🤖 AI Summary
This work proposes a memory caching mechanism to address the limited fixed memory capacity of recurrent neural networks (RNNs), which significantly hinders their performance on long-range dependency tasks compared to Transformers. By dynamically storing checkpoints of hidden states, the method enables RNNs to scale their effective memory with sequence length. Four cache variants are introduced, integrating gated aggregation and sparse selection strategies to endow RNNs with flexible and efficient memory capabilities for the first time. The approach substantially outperforms existing recurrent models on language modeling, long-context comprehension, and recall tasks, achieving performance close to that of Transformers and effectively narrowing the gap between the two architectures in memory-intensive scenarios.
📝 Abstract
Transformers have been established as the de-facto backbones for most recent advances in sequence modeling, mainly due to their growing memory capacity that scales with the context length. While plausible for retrieval tasks, it causes quadratic complexity and so has motivated recent studies to explore viable subquadratic recurrent alternatives.
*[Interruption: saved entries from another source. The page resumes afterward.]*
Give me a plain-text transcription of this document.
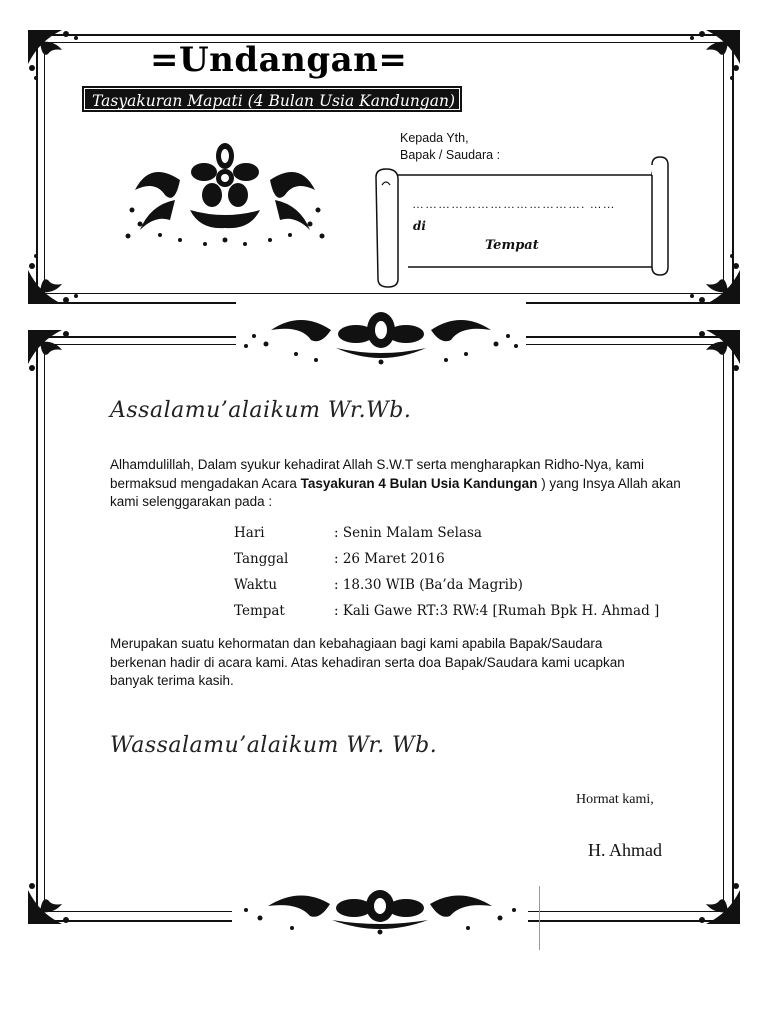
=Undangan=
Tasyakuran Mapati (4 Bulan Usia Kandungan)
Kepada Yth,
Bapak / Saudara :
…………………………………. ……
di
Tempat
Assalamu’alaikum Wr.Wb.
Alhamdulillah, Dalam syukur kehadirat Allah S.W.T serta mengharapkan Ridho-Nya, kami bermaksud mengadakan Acara Tasyakuran 4 Bulan Usia Kandungan ) yang Insya Allah akan kami selenggarakan pada :
Hari	: Senin Malam Selasa
Tanggal	: 26 Maret 2016
Waktu	: 18.30 WIB (Ba’da Magrib)
Tempat	: Kali Gawe RT:3 RW:4 [Rumah Bpk H. Ahmad ]
Merupakan suatu kehormatan dan kebahagiaan bagi kami apabila Bapak/Saudara berkenan hadir di acara kami. Atas kehadiran serta doa Bapak/Saudara kami ucapkan banyak terima kasih.
Wassalamu’alaikum Wr. Wb.
Hormat kami,
H. Ahmad
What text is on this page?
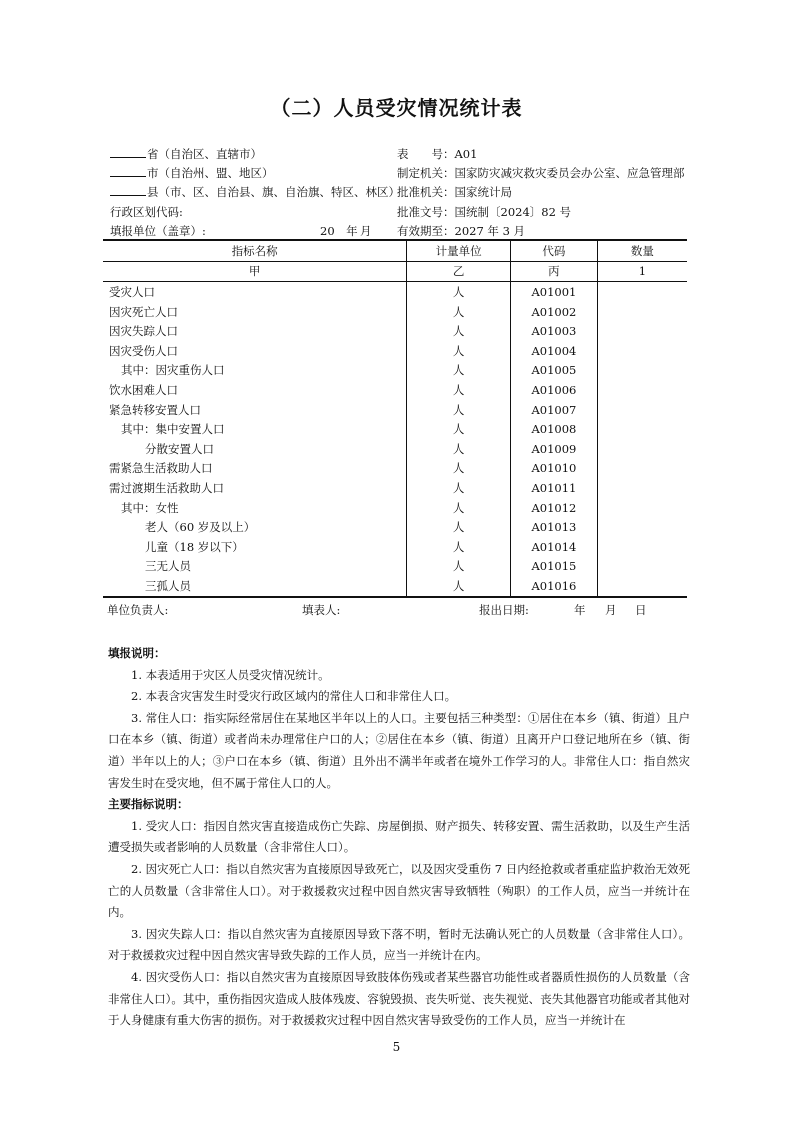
（二）人员受灾情况统计表
省（自治区、直辖市）
市（自治州、盟、地区）
县（市、区、自治县、旗、自治旗、特区、林区）
行政区划代码:
填报单位（盖章）:	20　年 月
表　　号：A01
制定机关：国家防灾减灾救灾委员会办公室、应急管理部
批准机关：国家统计局
批准文号：国统制〔2024〕82 号
有效期至：2027 年 3 月
指标名称	计量单位	代码	数量
甲	乙	丙	1
受灾人口	人	A01001	
因灾死亡人口	人	A01002	
因灾失踪人口	人	A01003	
因灾受伤人口	人	A01004	
其中：因灾重伤人口	人	A01005	
饮水困难人口	人	A01006	
紧急转移安置人口	人	A01007	
其中：集中安置人口	人	A01008	
分散安置人口	人	A01009	
需紧急生活救助人口	人	A01010	
需过渡期生活救助人口	人	A01011	
其中：女性	人	A01012	
老人（60 岁及以上）	人	A01013	
儿童（18 岁以下）	人	A01014	
三无人员	人	A01015	
三孤人员	人	A01016	
单位负责人:	填表人:	报出日期:	年 月 日
填报说明：

1. 本表适用于灾区人员受灾情况统计。

2. 本表含灾害发生时受灾行政区域内的常住人口和非常住人口。

3. 常住人口：指实际经常居住在某地区半年以上的人口。主要包括三种类型：①居住在本乡（镇、街道）且户口在本乡（镇、街道）或者尚未办理常住户口的人；②居住在本乡（镇、街道）且离开户口登记地所在乡（镇、街道）半年以上的人；③户口在本乡（镇、街道）且外出不满半年或者在境外工作学习的人。非常住人口：指自然灾害发生时在受灾地，但不属于常住人口的人。

主要指标说明：

1. 受灾人口：指因自然灾害直接造成伤亡失踪、房屋倒损、财产损失、转移安置、需生活救助，以及生产生活遭受损失或者影响的人员数量（含非常住人口）。

2. 因灾死亡人口：指以自然灾害为直接原因导致死亡，以及因灾受重伤 7 日内经抢救或者重症监护救治无效死亡的人员数量（含非常住人口）。对于救援救灾过程中因自然灾害导致牺牲（殉职）的工作人员，应当一并统计在内。

3. 因灾失踪人口：指以自然灾害为直接原因导致下落不明，暂时无法确认死亡的人员数量（含非常住人口）。对于救援救灾过程中因自然灾害导致失踪的工作人员，应当一并统计在内。

4. 因灾受伤人口：指以自然灾害为直接原因导致肢体伤残或者某些器官功能性或者器质性损伤的人员数量（含非常住人口）。其中，重伤指因灾造成人肢体残废、容貌毁损、丧失听觉、丧失视觉、丧失其他器官功能或者其他对于人身健康有重大伤害的损伤。对于救援救灾过程中因自然灾害导致受伤的工作人员，应当一并统计在

5
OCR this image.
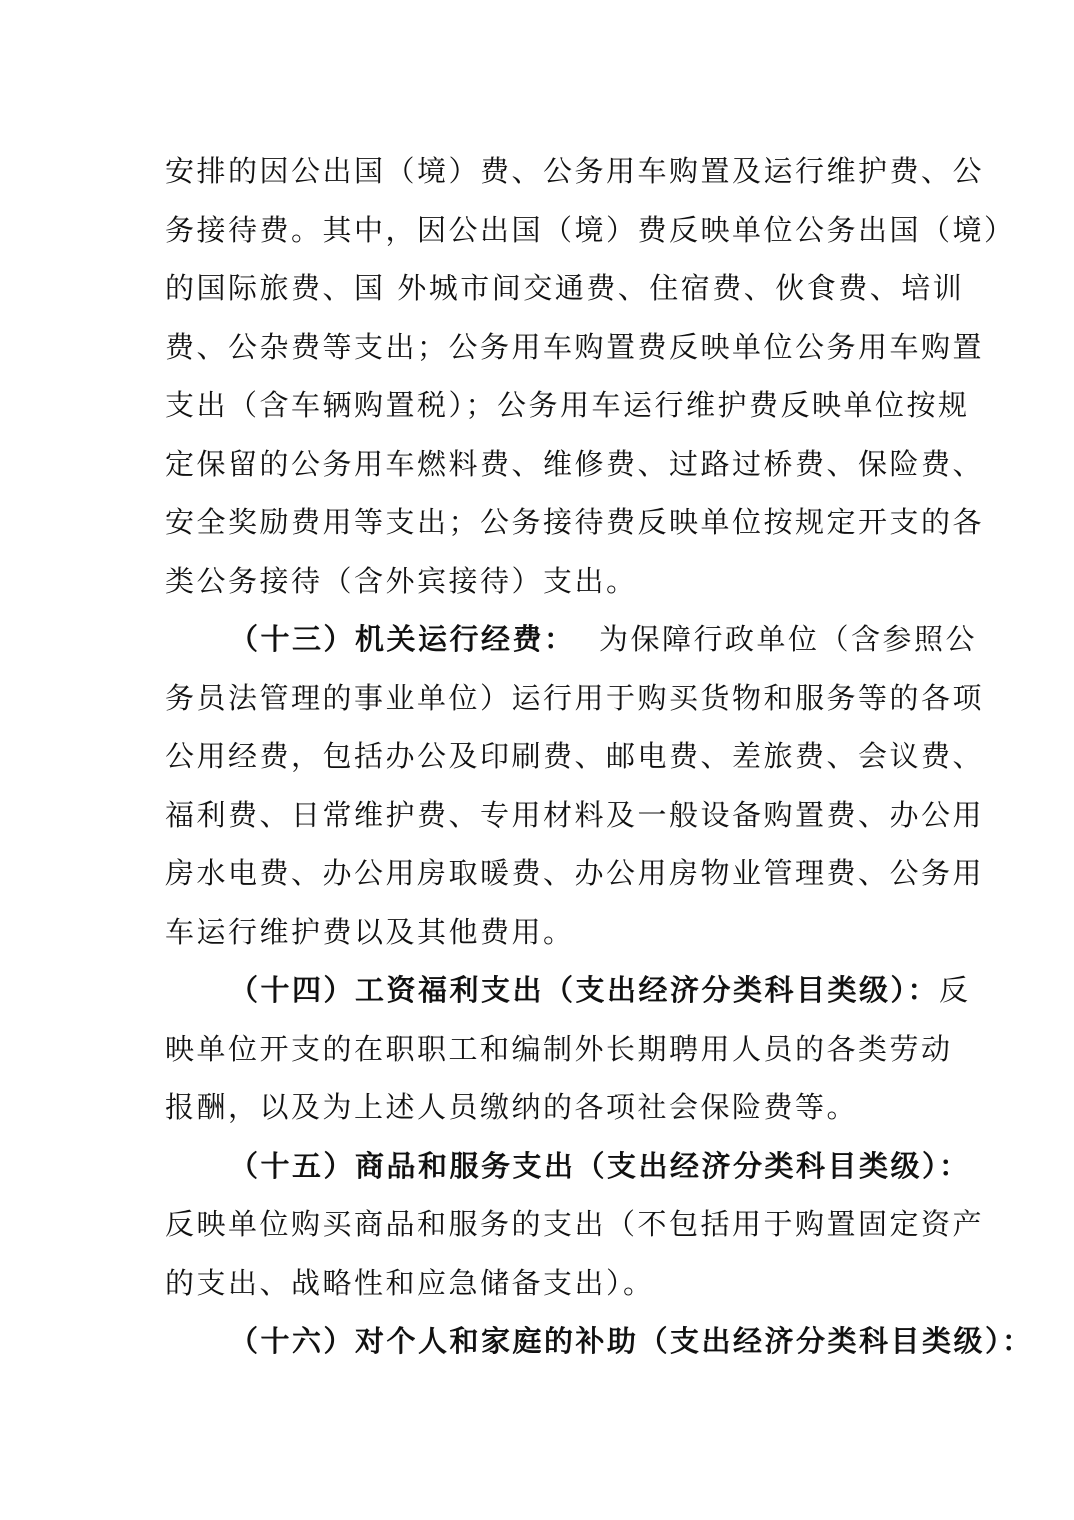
安排的因公出国（境）费、公务用车购置及运行维护费、公
务接待费。其中，因公出国（境）费反映单位公务出国（境）
的国际旅费、国 外城市间交通费、住宿费、伙食费、培训
费、公杂费等支出；公务用车购置费反映单位公务用车购置
支出（含车辆购置税）；公务用车运行维护费反映单位按规
定保留的公务用车燃料费、维修费、过路过桥费、保险费、
安全奖励费用等支出；公务接待费反映单位按规定开支的各
类公务接待（含外宾接待）支出。
（十三）机关运行经费： 为保障行政单位（含参照公
务员法管理的事业单位）运行用于购买货物和服务等的各项
公用经费，包括办公及印刷费、邮电费、差旅费、会议费、
福利费、日常维护费、专用材料及一般设备购置费、办公用
房水电费、办公用房取暖费、办公用房物业管理费、公务用
车运行维护费以及其他费用。
（十四）工资福利支出（支出经济分类科目类级）：反
映单位开支的在职职工和编制外长期聘用人员的各类劳动
报酬，以及为上述人员缴纳的各项社会保险费等。
（十五）商品和服务支出（支出经济分类科目类级）：
反映单位购买商品和服务的支出（不包括用于购置固定资产
的支出、战略性和应急储备支出）。
（十六）对个人和家庭的补助（支出经济分类科目类级）：
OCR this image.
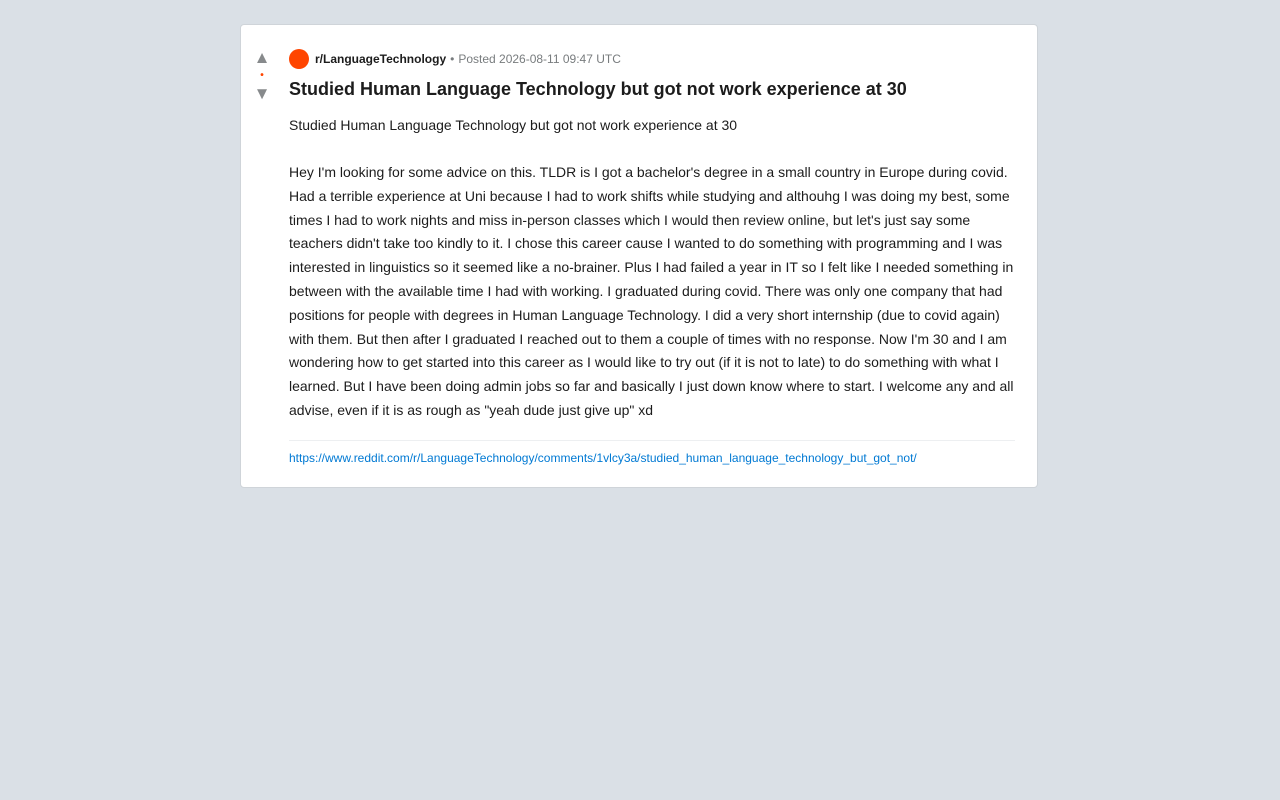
▲
•
▼
r/LanguageTechnology • Posted 2026-08-11 09:47 UTC
Studied Human Language Technology but got not work experience at 30

Studied Human Language Technology but got not work experience at 30

Hey I'm looking for some advice on this. TLDR is I got a bachelor's degree in a small country in Europe during covid. Had a terrible experience at Uni because I had to work shifts while studying and althouhg I was doing my best, some times I had to work nights and miss in-person classes which I would then review online, but let's just say some teachers didn't take too kindly to it. I chose this career cause I wanted to do something with programming and I was interested in linguistics so it seemed like a no-brainer. Plus I had failed a year in IT so I felt like I needed something in between with the available time I had with working. I graduated during covid. There was only one company that had positions for people with degrees in Human Language Technology. I did a very short internship (due to covid again) with them. But then after I graduated I reached out to them a couple of times with no response. Now I'm 30 and I am wondering how to get started into this career as I would like to try out (if it is not to late) to do something with what I learned. But I have been doing admin jobs so far and basically I just down know where to start. I welcome any and all advise, even if it is as rough as "yeah dude just give up" xd

https://www.reddit.com/r/LanguageTechnology/comments/1vlcy3a/studied_human_language_technology_but_got_not/
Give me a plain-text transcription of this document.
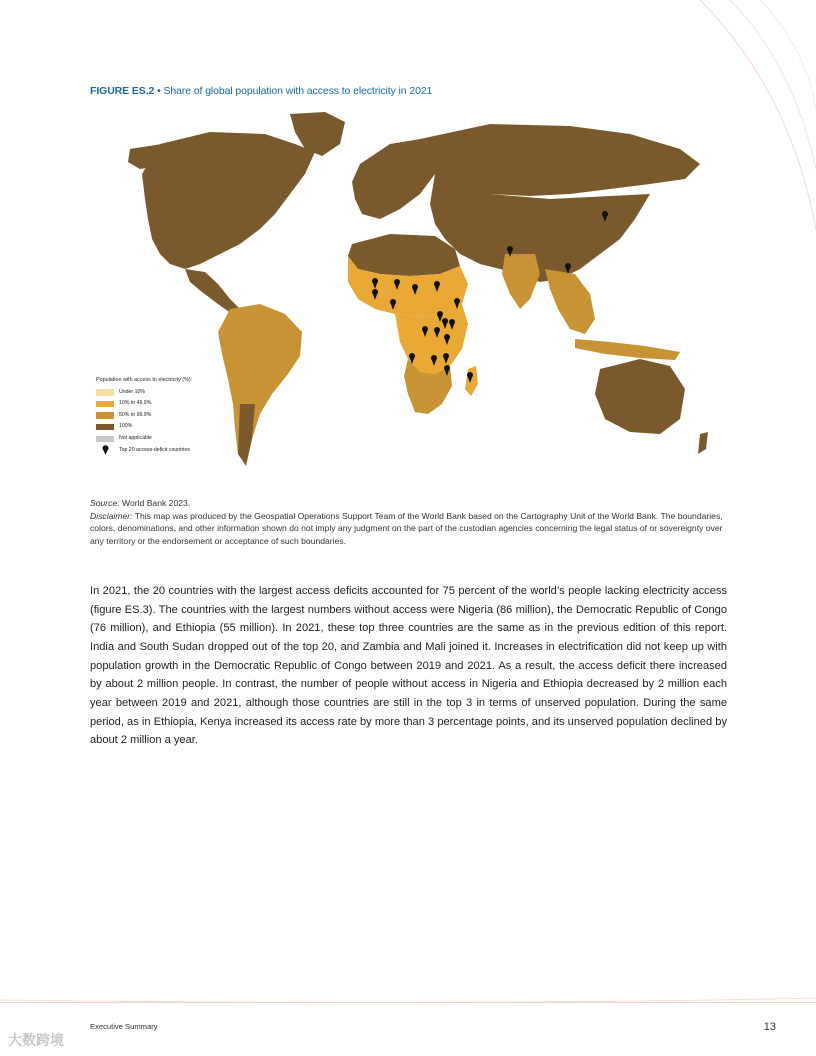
FIGURE ES.2 • Share of global population with access to electricity in 2021
Population with access to electricity (%):
Under 10%
10% to 49.9%
50% to 99.9%
100%
Not applicable
Top 20 access-deficit countries
Source: World Bank 2023.
Disclaimer: This map was produced by the Geospatial Operations Support Team of the World Bank based on the Cartography Unit of the World Bank. The boundaries, colors, denominations, and other information shown do not imply any judgment on the part of the custodian agencies concerning the legal status of or sovereignty over any territory or the endorsement or acceptance of such boundaries.

In 2021, the 20 countries with the largest access deficits accounted for 75 percent of the world’s people lacking electricity access (figure ES.3). The countries with the largest numbers without access were Nigeria (86 million), the Democratic Republic of Congo (76 million), and Ethiopia (55 million). In 2021, these top three countries are the same as in the previous edition of this report. India and South Sudan dropped out of the top 20, and Zambia and Mali joined it. Increases in electrification did not keep up with population growth in the Democratic Republic of Congo between 2019 and 2021. As a result, the access deficit there increased by about 2 million people. In contrast, the number of people without access in Nigeria and Ethiopia decreased by 2 million each year between 2019 and 2021, although those countries are still in the top 3 in terms of unserved population. During the same period, as in Ethiopia, Kenya increased its access rate by more than 3 percentage points, and its unserved population declined by about 2 million a year.

Executive Summary	13
大数跨境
Despite showing promising preliminary results in diverse domains, such recurrent architectures underperform Transformers in recall-intensive tasks, often attributed to their fixed-size memory. In this paper, we introduce Memory Caching (MC), a simple yet effective technique that enhances recurrent models by caching checkpoints of their memory states (a.k.a. hidden states). Memory Caching allows the effective memory capacity of RNNs to grow with sequence length, offering a flexible trade-off that interpolates between the fixed memory (i.e., $O(L)$ complexity) of RNNs and the growing memory (i.e., $O(L^2)$ complexity) of Transformers. We propose four variants of MC, including gated aggregation and sparse selective mechanisms, and discuss their implications on both linear and deep memory modules. Our experimental results on language modeling, and long-context understanding tasks show that MC enhances the performance of recurrent models, supporting its effectiveness. The results of in-context recall tasks indicate that while Transformers achieve the best accuracy, our MC variants show competitive performance, close the gap with Transformers, and performs better than state-of-the-art recurrent models.